Question: Show that $\mathbb{E}[\xi|\mathscr{F}_{\sigma}] = \mathbb{E}[\xi|\mathscr{F}_{\sigma \wedge \tau}] $ on $\{ \sigma \le \tau\}$ for every $\xi \in L^1$. Note that $\mathscr{F}_{\tau} =\{A \in \mathscr{F} : A \cap \{ \tau \le n \} \in \mathscr{F}_n \}$ and $\tau, \sigma$ are stopping times wrt to the same filtration.
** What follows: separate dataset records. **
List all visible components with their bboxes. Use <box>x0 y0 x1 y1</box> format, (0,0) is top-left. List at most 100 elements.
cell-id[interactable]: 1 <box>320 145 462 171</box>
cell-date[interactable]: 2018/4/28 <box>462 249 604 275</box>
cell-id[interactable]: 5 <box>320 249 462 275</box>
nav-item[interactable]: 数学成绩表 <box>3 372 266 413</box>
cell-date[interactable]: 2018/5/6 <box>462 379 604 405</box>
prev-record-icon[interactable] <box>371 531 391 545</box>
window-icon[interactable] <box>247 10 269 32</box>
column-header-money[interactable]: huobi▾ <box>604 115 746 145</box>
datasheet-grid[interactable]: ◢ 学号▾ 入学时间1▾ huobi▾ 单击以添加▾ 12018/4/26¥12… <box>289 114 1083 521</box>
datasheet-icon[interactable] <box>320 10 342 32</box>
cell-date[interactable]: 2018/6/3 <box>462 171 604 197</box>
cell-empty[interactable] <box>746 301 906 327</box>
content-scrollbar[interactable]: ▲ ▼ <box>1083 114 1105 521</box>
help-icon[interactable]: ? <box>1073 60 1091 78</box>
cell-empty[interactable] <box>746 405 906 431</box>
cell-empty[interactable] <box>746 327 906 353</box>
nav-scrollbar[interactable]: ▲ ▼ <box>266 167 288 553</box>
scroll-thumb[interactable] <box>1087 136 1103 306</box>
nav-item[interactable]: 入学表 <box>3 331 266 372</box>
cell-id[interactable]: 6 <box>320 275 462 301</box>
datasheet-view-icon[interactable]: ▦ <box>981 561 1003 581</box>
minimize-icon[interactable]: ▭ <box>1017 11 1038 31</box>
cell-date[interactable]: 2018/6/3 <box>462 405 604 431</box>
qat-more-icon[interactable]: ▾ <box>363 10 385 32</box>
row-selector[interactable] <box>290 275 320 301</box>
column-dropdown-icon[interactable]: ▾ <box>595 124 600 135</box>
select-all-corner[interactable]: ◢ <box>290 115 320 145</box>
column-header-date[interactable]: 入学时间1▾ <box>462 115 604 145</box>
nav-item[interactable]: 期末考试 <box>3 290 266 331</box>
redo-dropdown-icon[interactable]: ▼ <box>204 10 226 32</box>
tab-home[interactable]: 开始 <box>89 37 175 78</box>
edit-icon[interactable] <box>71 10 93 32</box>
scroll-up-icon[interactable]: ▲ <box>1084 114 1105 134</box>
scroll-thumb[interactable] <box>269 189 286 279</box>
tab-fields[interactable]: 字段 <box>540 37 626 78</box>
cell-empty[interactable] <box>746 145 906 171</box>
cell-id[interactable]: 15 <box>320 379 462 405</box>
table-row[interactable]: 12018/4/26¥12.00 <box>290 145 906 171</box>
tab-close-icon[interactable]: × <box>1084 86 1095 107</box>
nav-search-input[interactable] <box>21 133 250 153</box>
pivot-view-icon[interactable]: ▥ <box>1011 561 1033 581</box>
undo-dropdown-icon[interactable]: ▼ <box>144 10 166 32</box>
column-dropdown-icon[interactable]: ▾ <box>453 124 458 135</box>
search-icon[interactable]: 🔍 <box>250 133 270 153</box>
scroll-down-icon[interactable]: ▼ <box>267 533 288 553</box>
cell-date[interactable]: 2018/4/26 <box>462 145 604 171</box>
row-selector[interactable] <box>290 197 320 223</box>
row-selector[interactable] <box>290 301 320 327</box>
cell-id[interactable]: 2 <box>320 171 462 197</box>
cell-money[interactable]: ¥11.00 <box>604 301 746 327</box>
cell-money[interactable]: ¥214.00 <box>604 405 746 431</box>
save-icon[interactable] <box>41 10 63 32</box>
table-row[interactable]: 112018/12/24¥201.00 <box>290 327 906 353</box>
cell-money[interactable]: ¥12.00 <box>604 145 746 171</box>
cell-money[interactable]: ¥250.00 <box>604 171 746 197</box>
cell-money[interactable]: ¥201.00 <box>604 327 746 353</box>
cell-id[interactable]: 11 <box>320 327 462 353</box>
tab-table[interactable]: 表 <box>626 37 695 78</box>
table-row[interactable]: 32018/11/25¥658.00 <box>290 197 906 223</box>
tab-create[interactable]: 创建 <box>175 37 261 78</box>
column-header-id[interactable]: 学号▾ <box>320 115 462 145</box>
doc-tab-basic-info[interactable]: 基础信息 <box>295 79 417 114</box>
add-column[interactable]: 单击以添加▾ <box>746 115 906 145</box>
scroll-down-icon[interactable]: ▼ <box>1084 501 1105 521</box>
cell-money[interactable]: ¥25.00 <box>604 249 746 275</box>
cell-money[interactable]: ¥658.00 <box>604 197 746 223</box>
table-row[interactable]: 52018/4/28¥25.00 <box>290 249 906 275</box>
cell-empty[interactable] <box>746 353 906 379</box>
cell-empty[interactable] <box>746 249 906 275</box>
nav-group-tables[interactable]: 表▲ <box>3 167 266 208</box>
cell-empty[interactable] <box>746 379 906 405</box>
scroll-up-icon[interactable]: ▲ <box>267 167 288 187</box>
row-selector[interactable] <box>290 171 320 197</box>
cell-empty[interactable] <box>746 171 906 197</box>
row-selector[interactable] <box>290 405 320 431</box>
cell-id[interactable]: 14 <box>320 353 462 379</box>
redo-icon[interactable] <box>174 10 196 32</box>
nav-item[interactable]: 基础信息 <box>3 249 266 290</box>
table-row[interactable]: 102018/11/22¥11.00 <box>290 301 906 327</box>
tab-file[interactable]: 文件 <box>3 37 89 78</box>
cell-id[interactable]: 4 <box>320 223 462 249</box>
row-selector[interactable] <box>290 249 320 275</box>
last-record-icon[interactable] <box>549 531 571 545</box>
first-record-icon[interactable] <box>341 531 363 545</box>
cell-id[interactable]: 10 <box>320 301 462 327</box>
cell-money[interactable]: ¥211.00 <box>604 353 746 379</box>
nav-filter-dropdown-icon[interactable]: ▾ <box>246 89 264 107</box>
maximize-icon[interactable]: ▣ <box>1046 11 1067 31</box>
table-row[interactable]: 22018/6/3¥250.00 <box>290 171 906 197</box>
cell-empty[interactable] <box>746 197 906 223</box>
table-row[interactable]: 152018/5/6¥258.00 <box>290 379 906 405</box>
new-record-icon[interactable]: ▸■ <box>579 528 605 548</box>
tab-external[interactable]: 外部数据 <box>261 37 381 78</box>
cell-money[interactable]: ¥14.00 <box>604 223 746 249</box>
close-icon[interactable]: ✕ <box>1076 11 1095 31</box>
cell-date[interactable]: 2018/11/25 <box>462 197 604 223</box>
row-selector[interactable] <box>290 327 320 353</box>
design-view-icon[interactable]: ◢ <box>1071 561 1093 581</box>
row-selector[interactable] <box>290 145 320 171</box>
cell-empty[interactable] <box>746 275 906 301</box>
Attempt: I was able to prove that both $\{ \sigma < \tau \}$ and $\{\sigma = \tau \}$ are $\in \mathscr{F}_{\sigma \wedge \tau}$ which implies that $\{ \sigma \le \tau\} = \{ \sigma < \tau \} \cup \{\sigma = \tau \}\in \mathscr{F}_{\sigma \wedge \tau}$. However, I'm unsure about how to show that two conditional expectations are equivalent to each other with respect to a certain set. Am I suppose to prove that $\mathscr{F}_{\sigma} = \mathscr{F}_{\sigma \wedge \tau}$ on $\{\sigma \le \tau\}$ which implies that the conditional expectations are equal? If so, how could I make this proof more rigorous?
Let $E=\{\sigma \leq \tau\}$. What you are asked to prove is equivalent to $\int_{A\cap E} \mathbb E (\xi |\mathcal F_{\sigma})=\int_{A\cap E} \mathbb E (\xi |\mathcal F_{\sigma \wedge \tau})$ for every $A \in \mathcal F_{\sigma \wedge \tau}$.
[If$X$ and $Y$ are measurable w.r.t. $\mathcal G$ then $X=Y$ a.s on a set $E$ in $\mathcal G$ iff $\int_{A\cap E} XdP=\int_{A\cap E} YdP$ for all $A \in \mathcal G$].
But $A \cap E$ belongs to $\mathcal F_{\sigma \wedge \tau}$ so the conclusion follow from definition of conditional expectation.